At night, the peasants' association held a meeting to discuss their work. Gyii Gya reported that Cering Como was very happy with their progress and had no suggestions. Yixi Zhima and Zham Zhang, both former duiquns, were also satisfied. They had never had any land, always having worked for others as hired labourers. Even if they could have rented small pieces of land, they would have had to hand over most of their harvests to landlords. Working year round they still had nothing to eat. Today they were given their own land, and they said the Communist Party and the people's government were showing them more consideration than even their parents had.

Nyima Cering said that Chag Kuog (a widow with two children) was especially happy today. Previously she had either worked alongside her children as hired labourers or had begged for her food. Since the government was now giving her grain and land, she no longer worried about how she would live. With her own land, she could work hard to better her life. Gyii Gya added that Chag Kuag also said, "Now that I have my own land, all I lack is a man to pump water." Everyone in the room burst into laughter. Gyii Gya laughed so hard her face turned red. She had the same idea! They turned to Nyima Cering. He had been with an older woman, but now they no longer live together. "Since that one is finished, Nyima Cering has a new target!" Ngawang claimed. Again, everyone burst out laughters. How happy these emancipated serfs are! How many high hopes they have!

The meeting adjourned after they discussed how they would distribute land tomorrow.

July 31

Members of the peasants' association and the land redistribution group rose early in the morning to continue their work.

Asked whether he felt happy distributing land, Ngawang,a duiqun in his sixties, said "Certainly I feel happy. The ground the aristocrats tread is subsiding, and the sky is opening up wider for us. The days seem to be getting brighter for us!"

A duiqun in her thirties named Bema Como came to claim her land with her baby on her back. "The piece of land we had was no bigger than the bridge of an ox's nose," she said. "Last night we learned that we could have some land. My husband got up early and went straight to the pigpen to stack fertilizer. We have to be quick to stack fertilizer since we have our own land this year and will have a harvest of our own.Hard work makes for a good harvest. Without hard work, it would be like throwing a stone into a canyon--we'd never hear a sound."

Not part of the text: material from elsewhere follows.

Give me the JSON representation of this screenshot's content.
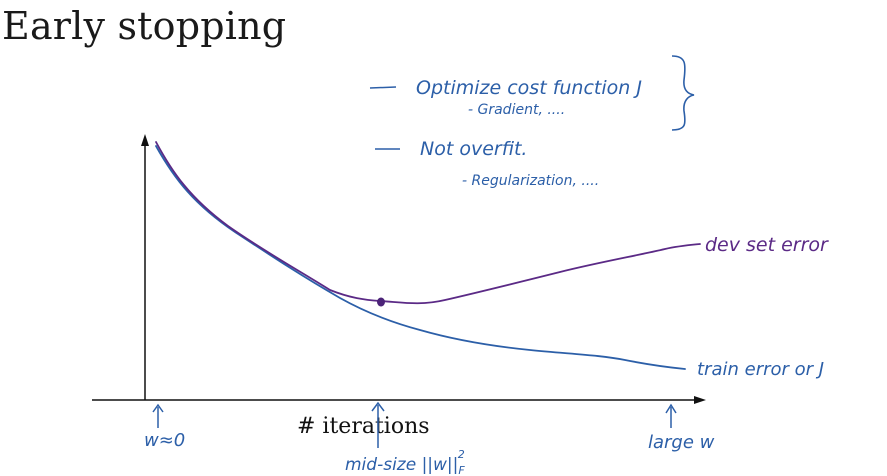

Danug, a middle-aged woman, had been a nangzan. She had just been reunited with her two sons, whom, as nangzans, she had seldom had the opportunity to see before. She said that now she could take a rest whenever she needed. She had land now, and likened the new government to a full bowl of zanba sitting in front of her. "In old days," she said, "if I or my sons wanted to have enough to eat, we would have to give up having enough to wear. Why? Because we did not have a piece of land such as we have now!"